Xi ha dato l’impressione di lasciar fare il discolo con condiscendenza, ma con la determinazione di chi ha una visione sino-centrica del mondo, profondamente contrastante con l’America First di Trump. Se Xi continua a predicare e praticare la metodologia win-win, vinco io e vinci tu, il presidente Usa sembra incaponirsi sull’idea contraria, vinco io e perdi tu. Probabilmente questi sono i risultati più chiaro del colloquio: visioni diverse del mondo e del commercio, stili diversissimi, qualche piccolo avanzamento in tema economico.

Tuttavia, Donald Trump, al termine del suo incontro con il presidente Xi Jinping, nel viaggio di ritorno verso gli Usa ha espresso grande ottimismo e soddisfazione, definendo il colloquio «straordinario» e «fantastico». Ha persino attribuito all’incontro un punteggio di dodici su una scala da uno a dieci. Secondo Trump, il principale risultato ottenuto riguarda la tregua nella guerra commerciale, con l’annuncio che gli Stati Uniti non imporranno i dazi al cento per cento minacciati e la Cina allenterà le restrizioni all’export delle terre rare. Sarebbero stati altresì discussi e raggiunti accordi di base su questioni chiave come la riduzione dei dazi, l’export di terre rare e lo stop al traffico di Fentanyl, il potente oppioide nel mirino dei Maga.

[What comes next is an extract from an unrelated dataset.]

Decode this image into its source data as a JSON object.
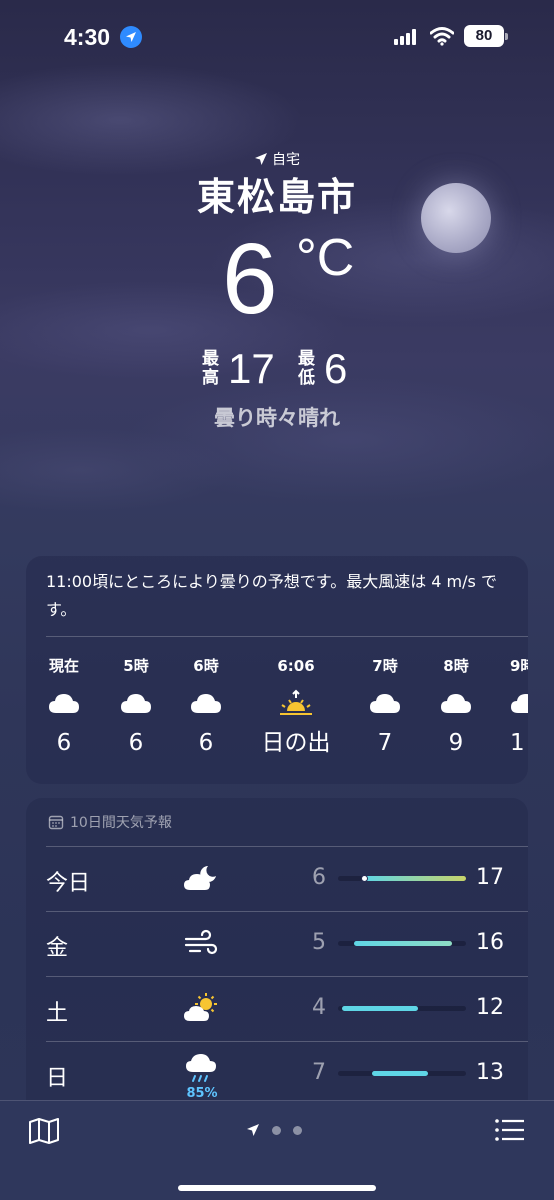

C’era altresì una grande attesa (forse alimentata ad arte dall’amministrazione Usa) a proposito della guerra in Ucraina. Trump ha dichiarato di averne parlato con Xi, concludendo che le parti sono bloccate e che «a volte bisogna lasciarle litigare»; ma ha anche affermato che la Cina «aiuterà a porre fine al conflitto», e che «lavoreranno insieme». A sorpresa, Trump ha anche comunicato di aver dato istruzioni al Dipartimento della guerra per riprendere a fare test con le armi nucleari degli Stati Uniti «su base paritaria» con Russia e Cina, rilanciando la prospettiva di un accordo di denuclearizzazione a cui sembra che si aggiungerebbe Pechino. Ribadendo, tuttavia, che gli Stati Uniti hanno ancora «una chiara superiorità» in campo di armi nucleari.

Dunque, Trump ha dipinto l’incontro come una sua vittoria politica, millantando accordi per la riduzione delle tensioni commerciali e qualche progresso sulle questioni di sicurezza globale. Anche al termine del summit di Anchorage con Vladimir Putin, The Donald aveva strombazzato la grande vittoria del summit, mentre sappiamo bene come sono finite le cose. Di nuovo, Trump – che sui media ha certamente una presenza maggiore dei due omologhi – nei fatti si scontra con la fermezza delle posizioni politiche dei grandi leader mondiali (Xi, Putin, Modi in testa), mentre con quelli subalterni (vedi i leader europei) trova molta più arrendevolezza e una sottomissione mediatica a tratti imbarazzante, lo abbiamo visto più volte. Le sfingi Xi, Putin e Modi, soprattutto il primo, non si lasciano coinvolgere nemmeno di striscio nel turbine che Trump sa creare intorno a sé confondendo le carte ai concorrenti (tattica ormai ben conosciuta del tycoon).

Resta un fatto assai positivo dello stile trumpiano: ci si parla, non si ha paura di incontrare gli avversari (sembra, a questo proposito, che il presidente Usa volesse incontrare anche il leader nordcoreano), il che comunque è un dato positivo: parlandosi non ci si fa la guerra, almeno militare.